Una grieta en el tejado
«Una mentira se puede retocar sin perder su esencia; una verdad retocada simplemente deja de serlo. Intervenimos el lenguaje que usamos, la cara, nuestros cuerpos, las fotos y los vídeos que mandamos de nosotros mismos; intervenimos el discurso a través de las redes sociales para proyectar una identidad social concreta; intervenimos la tecnología. Ante esta cultura del retoque, ¿cómo responde tu identidad personal?»

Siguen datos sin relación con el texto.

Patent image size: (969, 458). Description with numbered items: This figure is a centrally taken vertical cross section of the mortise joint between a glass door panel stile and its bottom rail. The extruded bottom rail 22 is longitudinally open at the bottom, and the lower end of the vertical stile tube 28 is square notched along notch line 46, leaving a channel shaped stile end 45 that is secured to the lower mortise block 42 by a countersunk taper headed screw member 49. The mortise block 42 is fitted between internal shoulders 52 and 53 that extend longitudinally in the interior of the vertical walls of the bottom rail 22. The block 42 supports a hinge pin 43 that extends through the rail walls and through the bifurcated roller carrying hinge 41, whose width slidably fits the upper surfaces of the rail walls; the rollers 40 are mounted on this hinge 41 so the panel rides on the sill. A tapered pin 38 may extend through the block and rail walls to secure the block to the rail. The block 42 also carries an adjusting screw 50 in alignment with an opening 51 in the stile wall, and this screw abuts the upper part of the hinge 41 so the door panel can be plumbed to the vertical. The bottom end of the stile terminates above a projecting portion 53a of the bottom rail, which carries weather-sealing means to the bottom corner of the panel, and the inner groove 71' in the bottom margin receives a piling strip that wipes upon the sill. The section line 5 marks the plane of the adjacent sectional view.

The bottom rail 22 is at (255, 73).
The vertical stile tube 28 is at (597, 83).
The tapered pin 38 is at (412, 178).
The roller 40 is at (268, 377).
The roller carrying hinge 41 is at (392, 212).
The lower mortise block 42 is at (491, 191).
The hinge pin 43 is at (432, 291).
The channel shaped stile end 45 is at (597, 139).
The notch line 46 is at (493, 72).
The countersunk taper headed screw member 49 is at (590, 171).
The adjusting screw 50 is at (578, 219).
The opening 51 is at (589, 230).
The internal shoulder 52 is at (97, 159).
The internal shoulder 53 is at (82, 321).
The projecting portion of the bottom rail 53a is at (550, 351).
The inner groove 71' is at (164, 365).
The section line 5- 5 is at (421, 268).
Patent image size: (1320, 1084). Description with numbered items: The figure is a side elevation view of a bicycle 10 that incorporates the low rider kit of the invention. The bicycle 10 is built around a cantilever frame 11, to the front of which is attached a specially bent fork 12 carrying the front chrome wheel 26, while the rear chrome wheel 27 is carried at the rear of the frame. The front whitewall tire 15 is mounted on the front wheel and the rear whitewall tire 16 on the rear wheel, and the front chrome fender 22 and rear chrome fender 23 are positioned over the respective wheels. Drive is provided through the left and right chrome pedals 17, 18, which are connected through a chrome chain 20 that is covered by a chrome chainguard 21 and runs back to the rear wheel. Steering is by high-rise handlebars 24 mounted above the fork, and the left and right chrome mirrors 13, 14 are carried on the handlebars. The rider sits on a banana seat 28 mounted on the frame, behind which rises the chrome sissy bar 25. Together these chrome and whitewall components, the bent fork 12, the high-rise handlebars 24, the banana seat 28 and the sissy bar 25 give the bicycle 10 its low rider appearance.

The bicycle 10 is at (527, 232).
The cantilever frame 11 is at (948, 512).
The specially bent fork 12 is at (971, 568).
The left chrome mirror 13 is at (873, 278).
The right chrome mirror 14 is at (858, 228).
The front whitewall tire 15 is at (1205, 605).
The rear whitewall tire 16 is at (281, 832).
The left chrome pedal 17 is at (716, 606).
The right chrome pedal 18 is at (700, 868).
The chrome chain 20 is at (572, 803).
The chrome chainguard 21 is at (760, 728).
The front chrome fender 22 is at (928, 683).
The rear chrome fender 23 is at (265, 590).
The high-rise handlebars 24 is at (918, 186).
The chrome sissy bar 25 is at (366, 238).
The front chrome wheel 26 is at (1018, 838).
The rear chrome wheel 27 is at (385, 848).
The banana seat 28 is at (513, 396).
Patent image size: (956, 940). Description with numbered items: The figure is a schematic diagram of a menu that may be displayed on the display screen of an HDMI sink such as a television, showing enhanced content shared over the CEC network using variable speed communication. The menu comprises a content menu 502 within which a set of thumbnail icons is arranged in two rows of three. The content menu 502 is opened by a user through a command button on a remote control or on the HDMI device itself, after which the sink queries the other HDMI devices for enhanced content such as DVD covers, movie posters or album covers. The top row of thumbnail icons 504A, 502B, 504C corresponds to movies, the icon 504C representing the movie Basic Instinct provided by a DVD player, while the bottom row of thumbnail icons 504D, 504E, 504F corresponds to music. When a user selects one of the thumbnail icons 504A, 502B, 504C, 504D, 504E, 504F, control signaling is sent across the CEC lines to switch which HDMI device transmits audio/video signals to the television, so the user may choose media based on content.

TODO empezó con una fina grieta en el tejado. La lluvia y la humedad encontraron esa vía para llegar hasta las vigas maestras de trescientos años, pero lo que iba a ser un poco de masilla en la cubierta de la casona del siglo XVIII, reponer tejas y sustituir algunas piedras, terminó por ser una adecuación a los rigores del siglo XXI: ventanales en vez del porche abierto al viento, PVC aislante en la balconada para el ahorro energético, luces LED que consumen menos, paneles solares sobre un tejado que podría ser patrimonio universal, a pesar de la grieta. Ahora la casa es cómoda y eficiente, aunque también podría entrar en la Lista Roja de Hispania Nostra. En países como Francia, hay leyes que obligan a las nuevas construcciones a preservar no solo los volúmenes y estilos arquitectónicos sino también el tipo de materiales que se han de usar; todas las casas resultan así armoniosas y repetidas a lo largo del país como postales de un cuento del que no quieres salir, aunque de tan bellos tengan algo de escenario. Ante este péndulo de extremos, me pregunto dónde ponemos el límite que separa la conservación del inmovilismo, ¿cuándo el cambio es parte de la evolución y cuándo una involución? ¿Qué es lo intocable hoy en día?
La historia de la ciencia, la literatura, la política, la música o las artes avanza a base de romper los límites, y es ahí, en el cuestionamiento de cuál es la línea que separa el pasado de un futuro por concebir, donde surgen las nuevas dialécticas, sonidos y estéticas que llevan siglos configurando el pensamiento, el paisaje y hasta los gustos actuales entre los que nos movemos. Las casas de ahora no tienen nada que ver con las de hace un siglo, aunque se recuperen l as l í neas l i mpias de la Bauhaus, y la música tampoco, aunque los clásicos empapen las bandas sonoras de la industria cinematográfica, cuyos compositores parecen directos herederos de la narrativa sinfónica, hoy perdida en medio de ‘ hits’ y ‘singles’ de ‘fastfood’.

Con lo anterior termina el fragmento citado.